The view widely held by scientists engaged in studying global climate is that we are entering a warming period in which the atmospheric concentration of CO2 will be higher and so rainfall and plant growth will alter. The exact ways that plant growth will alter are difficult questions to answer and so scientists use a range of global climate models coupled with crop simulation models to gauge the possible range of yield outcomes.

Many scientific institutions and collaborations have collected data and constructed models to deliver greater insight about the possible impacts of projected climate change on crop production. Drawing on those models is research by Liu et al (2013). These researchers used four different global circulation models and considered two contrasting scenarios for future CO2 emissions, to assess how future production of wheat, maize and rice might alter. So, these researchers examined eight different climate scenarios and contrasted their impact on the production of the world’s three main crop types in the 2030s relative to the 1990s.

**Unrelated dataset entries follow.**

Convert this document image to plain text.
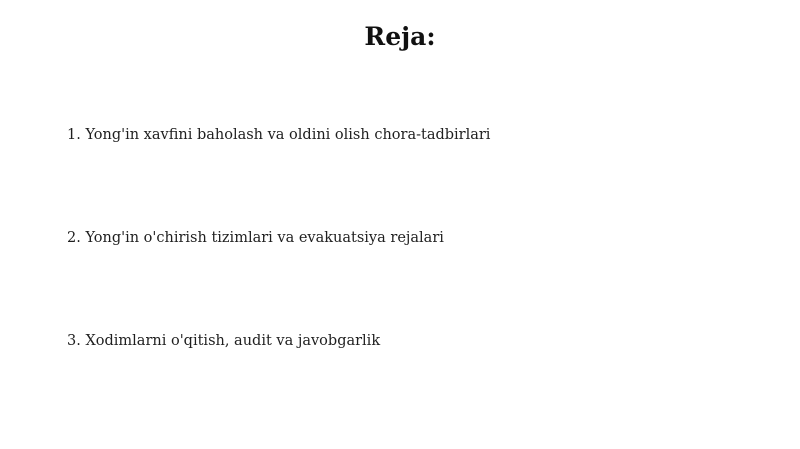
Reja:
1. Yong'in xavfini baholash va oldini olish chora-tadbirlari
2. Yong'in o'chirish tizimlari va evakuatsiya rejalari
3. Xodimlarni o'qitish, audit va javobgarlik
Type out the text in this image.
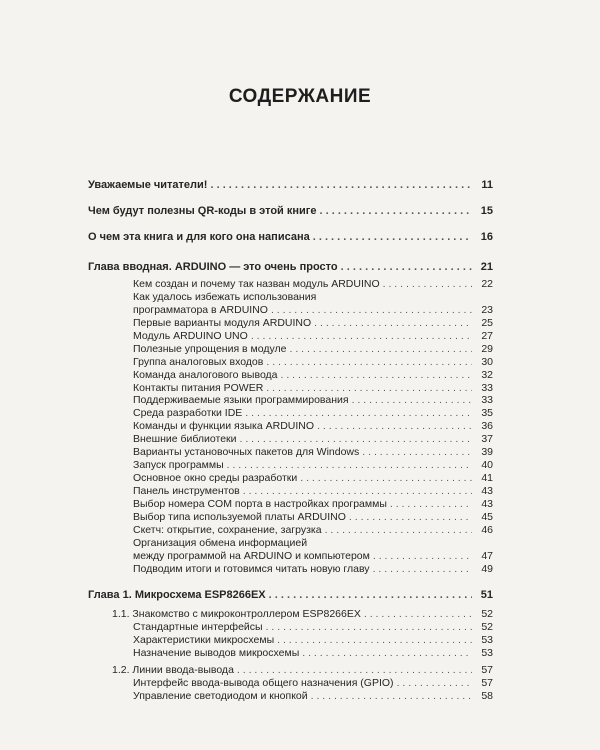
СОДЕРЖАНИЕ
Уважаемые читатели! . . .	11
Чем будут полезны QR-коды в этой книге . . .	15
О чем эта книга и для кого она написана . . .	16
Глава вводная. ARDUINO — это очень просто . . .	21
Кем создан и почему так назван модуль ARDUINO . . .	22
Как удалось избежать использования
программатора в ARDUINO . . .	23
Первые варианты модуля ARDUINO . . .	25
Модуль ARDUINO UNO . . .	27
Полезные упрощения в модуле . . .	29
Группа аналоговых входов . . .	30
Команда аналогового вывода . . .	32
Контакты питания POWER . . .	33
Поддерживаемые языки программирования . . .	33
Среда разработки IDE . . .	35
Команды и функции языка ARDUINO . . .	36
Внешние библиотеки . . .	37
Варианты установочных пакетов для Windows . . .	39
Запуск программы . . .	40
Основное окно среды разработки . . .	41
Панель инструментов . . .	43
Выбор номера COM порта в настройках программы . . .	43
Выбор типа используемой платы ARDUINO . . .	45
Скетч: открытие, сохранение, загрузка . . .	46
Организация обмена информацией
между программой на ARDUINO и компьютером . . .	47
Подводим итоги и готовимся читать новую главу . . .	49
Глава 1. Микросхема ESP8266EX . . .	51
1.1. Знакомство с микроконтроллером ESP8266EX . . .	52
Стандартные интерфейсы . . .	52
Характеристики микросхемы . . .	53
Назначение выводов микросхемы . . .	53
1.2. Линии ввода-вывода . . .	57
Интерфейс ввода-вывода общего назначения (GPIO) . . .	57
Управление светодиодом и кнопкой . . .	58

Their main findings are shown in chart one as either decreases or increases in crop production, with the degree of confidence in the direction of change also being noted.

Chart One. Impact of projected climate change on crop production in the 2030s
Source: Liu J, Folberth C, Yang H, Röckström J, Abbaspour K, Zehnder, A. (2013) A global and spatially explicit assessment of climate change impacts on crop production and consumptive water use. PLoS ONE 8(2): e57750.

Note, their findings make no allowance for technology or plant breeding improvements over the next decade. Their results simply highlight how a change in global climate is liable to affect crop production across the globe. The 3 crops considered, wheat, maize and rice, provide more than 60% of human dietary calorie intake either via direct consumption or as feed grains to produce livestock products. It’s highly likely that these crops will continue to account for the bulk of the future human food supply because of the persistence of food customs, the high R&D investment in these grains, and the ease of growing, storing and transporting these grains.

Liu et al (2013) found that major grain exporting regions such as Canada’s southern prairies, the USA corn-belt, southern Brazil and southern Australia were likely to suffer from adverse climate change, with declines in crop production being likely (assuming no offsetting innovation from plant breeding or cropping technologies). However, some other grain export regions such as Argentina, central and northern Europe, western Russia and the northern parts of Canada’s prairies were forecast to be advantaged by climate change. India’s main grain producing region in its north was found also to be adversely affected, whilst China mostly was found to be advantaged by projected climate change.

These researchers found that climate change will result in an increase in cropland suitability in the higher latitudes of the northern hemisphere whilst the tropics will lose some land suitability, mostly for maize production. In Australia, apart from the higher rainfall southern or northern fringes, much of the current crop lands face a worsening in their climate for crop production over the next few decades. In many other important grain-growing regions, such as the USA corn-belt, southern Brazil and northern India, which face similar future climatic adversity, investment in crop breeding, cropping technology and agronomic research will be essential to underpin the prosperity of grain production. Innovations like heat tolerance of plants during grain-filling, soil moisture mapping, water-harvesting tillage and improved weed control are all examples of changes that assist crop production in the face of a changing climate.

Worth noting is Liu et al’s conclusion that despite the projected changes in climate, world agriculture should face no major constraints to produce the food it needs for its future population, provided that agricultural R&D, investment and appropriate policies facilitate a sustainable intensification of crop production. These technologies and investments make feeding the future global population possible.